Le Magogois Frédéric Beaudoin subit son procès à Sherbrooke.

Procès Beaudoin: «J'étais mal à l'aise», dit une présumée victime

Sombre, exigu et dégageant une odeur de cigarette, le logement de Frédéric Beaudoin à Magog a soulevé rapidement un doute à l'une de ses victimes alléguées.
Arrêté pour leurre informatique auprès de sept jeunes filles âgées de 14 à 16 ans en avril 2016, Beaudoin subit son procès jusqu'à vendredi au palais de justice de Sherbrooke relativement à 25 victimes alléguées.
Beaudoin aurait utilisé Facebook pour solliciter les services de gardienne ou pour faire du ménage afin d'attirer les adolescentes à son logement du chemin du Ruisseau-Rouge à Magog.
Le Magogois doit aussi se défendre d'avoir eu des contacts sexuels avec l'une des présumées victimes.
Cette dernière a été la première plaignante appelée à la barre.

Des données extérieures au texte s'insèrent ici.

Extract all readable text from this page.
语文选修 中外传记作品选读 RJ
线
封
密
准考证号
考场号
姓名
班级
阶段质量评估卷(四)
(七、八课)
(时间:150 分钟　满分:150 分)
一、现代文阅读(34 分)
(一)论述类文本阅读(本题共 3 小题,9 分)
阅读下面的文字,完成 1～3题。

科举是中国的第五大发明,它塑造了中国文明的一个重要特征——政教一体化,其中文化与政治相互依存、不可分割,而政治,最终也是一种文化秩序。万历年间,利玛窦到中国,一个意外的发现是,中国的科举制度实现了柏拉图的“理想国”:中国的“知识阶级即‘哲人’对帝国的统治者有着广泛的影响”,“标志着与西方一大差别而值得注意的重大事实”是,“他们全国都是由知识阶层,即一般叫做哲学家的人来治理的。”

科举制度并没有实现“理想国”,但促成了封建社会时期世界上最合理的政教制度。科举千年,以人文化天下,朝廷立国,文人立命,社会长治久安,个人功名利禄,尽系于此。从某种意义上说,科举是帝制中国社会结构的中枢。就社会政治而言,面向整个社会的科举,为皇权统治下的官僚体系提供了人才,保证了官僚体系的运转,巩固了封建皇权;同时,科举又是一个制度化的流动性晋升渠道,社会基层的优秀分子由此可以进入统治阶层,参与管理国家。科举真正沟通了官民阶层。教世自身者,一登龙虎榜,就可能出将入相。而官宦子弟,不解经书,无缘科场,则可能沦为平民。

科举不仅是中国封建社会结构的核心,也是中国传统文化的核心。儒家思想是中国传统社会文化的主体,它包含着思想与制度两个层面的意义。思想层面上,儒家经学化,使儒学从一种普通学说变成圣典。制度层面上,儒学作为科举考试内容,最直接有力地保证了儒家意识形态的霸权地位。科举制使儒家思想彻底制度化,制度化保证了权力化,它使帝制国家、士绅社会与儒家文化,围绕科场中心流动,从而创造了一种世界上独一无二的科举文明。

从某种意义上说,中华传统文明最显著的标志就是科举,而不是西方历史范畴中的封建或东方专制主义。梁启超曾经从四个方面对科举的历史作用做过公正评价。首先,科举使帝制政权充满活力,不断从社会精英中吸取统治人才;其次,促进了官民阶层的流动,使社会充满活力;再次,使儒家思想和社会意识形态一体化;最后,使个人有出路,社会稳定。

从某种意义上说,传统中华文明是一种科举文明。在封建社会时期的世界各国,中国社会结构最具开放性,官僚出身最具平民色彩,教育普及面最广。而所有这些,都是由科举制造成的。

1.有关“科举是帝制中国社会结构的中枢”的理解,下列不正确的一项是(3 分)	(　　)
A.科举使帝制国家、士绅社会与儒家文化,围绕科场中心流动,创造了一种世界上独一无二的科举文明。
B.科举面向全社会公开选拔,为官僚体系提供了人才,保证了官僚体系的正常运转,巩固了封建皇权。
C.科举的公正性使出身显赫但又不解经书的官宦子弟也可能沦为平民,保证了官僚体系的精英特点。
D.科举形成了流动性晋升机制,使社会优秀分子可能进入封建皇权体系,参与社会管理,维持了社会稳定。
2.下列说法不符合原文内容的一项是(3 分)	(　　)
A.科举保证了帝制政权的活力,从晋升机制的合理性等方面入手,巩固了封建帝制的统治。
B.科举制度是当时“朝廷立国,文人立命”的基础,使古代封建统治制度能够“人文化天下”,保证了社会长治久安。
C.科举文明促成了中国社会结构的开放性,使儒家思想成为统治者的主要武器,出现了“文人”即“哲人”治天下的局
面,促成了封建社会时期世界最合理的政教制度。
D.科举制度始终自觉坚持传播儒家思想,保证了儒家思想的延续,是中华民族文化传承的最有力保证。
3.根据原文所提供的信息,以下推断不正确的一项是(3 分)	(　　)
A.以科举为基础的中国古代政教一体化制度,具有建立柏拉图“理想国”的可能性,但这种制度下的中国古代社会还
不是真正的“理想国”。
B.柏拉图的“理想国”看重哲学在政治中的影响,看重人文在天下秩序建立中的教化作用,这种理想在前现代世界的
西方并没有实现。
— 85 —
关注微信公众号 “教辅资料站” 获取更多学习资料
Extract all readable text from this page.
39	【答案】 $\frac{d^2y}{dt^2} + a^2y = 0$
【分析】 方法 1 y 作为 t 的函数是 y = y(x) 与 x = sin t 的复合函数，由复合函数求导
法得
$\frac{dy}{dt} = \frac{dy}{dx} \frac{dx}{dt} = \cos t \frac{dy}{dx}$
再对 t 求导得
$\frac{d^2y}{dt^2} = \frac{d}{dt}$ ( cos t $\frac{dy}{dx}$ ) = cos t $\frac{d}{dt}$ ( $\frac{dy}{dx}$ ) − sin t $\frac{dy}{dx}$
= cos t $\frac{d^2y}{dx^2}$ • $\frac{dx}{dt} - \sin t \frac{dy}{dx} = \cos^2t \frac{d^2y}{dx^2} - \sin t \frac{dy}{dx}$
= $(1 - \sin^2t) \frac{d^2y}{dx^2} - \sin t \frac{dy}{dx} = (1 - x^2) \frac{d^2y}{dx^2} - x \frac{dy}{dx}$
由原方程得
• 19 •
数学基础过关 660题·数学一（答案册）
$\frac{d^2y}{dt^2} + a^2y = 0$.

Elle avait 14 ans lorsqu'elle aurait vécu les événements allégués en avril 2016.
C'est sa meilleure amie qui l'avait invitée à garder une fillette avec elle chez Beaudoin, un individu qu'elles ne connaissaient pas.
À leur arrivée, Beaudoin leur a offert de s'asseoir et a mentionné que la fillette qu'elles devaient garder arriverait avec une amie de Sherbrooke. Il leur offrait de les payer 50 $ pour trois heures.
Dans cette attente, Frédéric Beaudoin se serait assis entre les deux adolescentes sur un divan deux places.
« J'étais mal à l'aise. Je me suis levée. Il s'en est rendu compte et est retourné sur sa chaise », a témoigné l'adolescente.
Beaudoin l'aurait complimenté sur son jeans, son foulard, ses cheveux et ses lunettes.
L'individu est retourné s'asseoir à nouveau entre les deux adolescentes pour regarder des vidéos sur YouTube.
« J'ai croisé mes jambes et il a glissé sa main sur le pli de ma fesse. C'était subtil, mais je la sentais. Il utilisait l'envers de sa main gauche », a affirmé l'adolescente lors de son témoignage.
Questionnée sur le fait qu'elle aurait inventé cette histoire d'attouchement en contre-interrogatoire, la victime a maintenu que ce n'était pas un mensonge.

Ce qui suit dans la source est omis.